Sunday, December 16, 2012
Making Sense of a Senseless Act
Yesterday, I didn't turn on the television until late afternoon after being glued to CNN on Friday after I came back from running a few errands. I was at the laundromat washing my couch slip cover and cushion covers when the woman next to me put her hands over her mouth and muffled, "Oh, my God." Of course, the women closest to her, including me looked at her to see what was the matter and she pointed at the television set. I remember the time was nearly eleven o'clock. I made a mental note that I'd forgotten to add fabric softener to the industrial machine, but couldn't stay away from the television. Not much was known at that point.
The three women and myself at the laundromat wrestled to process and fathom how a human being could take the lives of children, any one really, but especially children. Through our brief conversations, we found out that we were all mothers and two were grandmothers. We had tears in our eyes and the eldest woman turned away, she couldn't watch anymore. She reminded me of my grandmother and how she flew back to Puerto Rico when it was clear that my mother was dying in the hospital. That stunned me, but I also understood what my grandmother was saying, she couldn't buy another daughter. I was a mother, I understood, but would be lying if I said that I didn't want her with me during that horrible time. I couldn't judge her. I hadn't walked in her shoes. Maybe the older woman at the laundromat had lost children and grandchildren, as well?
I gathered my laundry, said prayers on my drive home, and immediately turned on the television. As the night progressed, I became annoyed and surprised that parents would allow their children, students at Sandy Hook to be interviewed instead of rushing home and circling the wagons in safety. I caught my annoyance and reprimanded myself. I didn't know the circumstances, the parent did what he or she thought was right. Not the time or place to judge, I thought. She knows her child. Maybe her child needs to speak to process and heal?
Anderson Cooper was on and he said that the station had decided not to mention the shooter's name any more than necessary. I agreed with that. Then, the gun lobbyists and anti-gun folks came on the air, arguing back and forth. President Obama spoke and spoke about "meaningful" changes that had to be made. I agree with that.
After awhile, I decided to check Facebook and friends and family were posting status updates on gun control, Autism, sharing prayer requests and news links as more information became available. I shared a prayer for the children, their families and for the staff of Sandy Hook. I understood people's anger and frustration about guns getting into the wrong hands, but I felt that maybe it wasn't the time to argue about guns. Twenty precious children and six staff of Sandy Hook had been gunned down. But, then I thought...if not now, when?
Were we being disrespectful by talking about guns, mental illness, the shooter and his family and not focusing on the issue at hand - the death of innocent children and adults? I could understand people's anger and frustration, I was angry and frustrated, as well. How could this happen?
I believe most people want to do the right thing in difficult situations, but we can only express what we express because of our life's experiences. Who's to say what's right, appropriate and sensitive? We all process information and grieve in myriad ways. Who's to say what's right and what's wrong in any given situation? It's human nature to judge other's actions, thoughts and beliefs and I believe most people want to do the right thing.

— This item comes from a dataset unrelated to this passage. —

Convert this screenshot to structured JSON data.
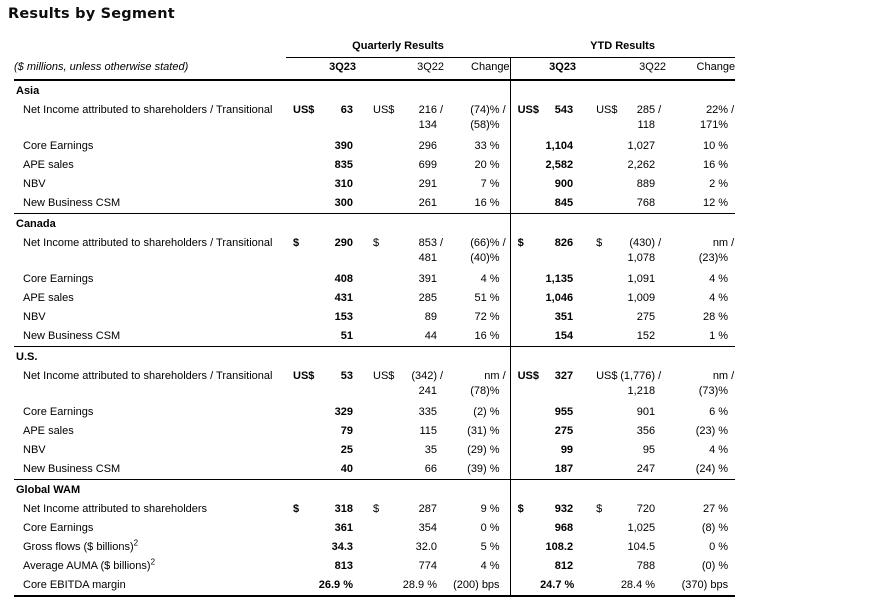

"She shouldn't have said that!" "Why did he do that?" We try to make sense of other's actions and without all the facts, we'll probably miss the mark. We may never know why that young man did what he did. Some people blamed the press, his mother, others blamed our society, many blamed guns, a few said our President wasn't really crying, only looking for sympathy votes. A few said they were appalled and outraged that people were posting updates on Facebook yet they themselves had just posted on Facebook.
We are all trying to make sense of a senseless act - in our own way. With the life experiences we'd had. We all filter life and what life throws us through our own lenses. I finally posted something that has bothered me since 2010 - how children fall through the cracks in our schools in this country. How bullying can affect some children. How children can check out of residential treatment centers at 18 years of age in Maryland with severe behavioral, emotional, and mental issues. I could put two and two together because I'd seen it; I worked in one such center. I took it even further - what if these children couldn't afford the meds they really need and got a hold of a gun? It made sense to me.
Another person could read my status update and think, "How could she post that?" "How insensitive in light of what just happened!" Well, if you've never worked in a residential treatment center, you might not have share my opinion. It won't make sense to you. I thought of parents with children with emotional issues, mental issues. Their views would be completely different than my own. Perhaps, a parent saved his family because he had a gun when an intruder entered their family home. The world looks completely different from where we stand.
We're grieving those senseless and brutal deaths. The more information that comes forth, the more vivid my mental images are - of their last moments, their last breaths. As a parent, it's unfathomable to me. The parents and family's grief isn't anything I can ever know as I've never lost a child.
People immediately had negative comments about Emilie's father on the news last night speaking about his beautiful six year old daughter. Who are they to judge? We all grieve in many different ways. He's doing what he feels he needs to do. Full stop.
Is there a right and a wrong way to grieve and process information? Not in my book. We're all doing what we can in our own way with life has given us.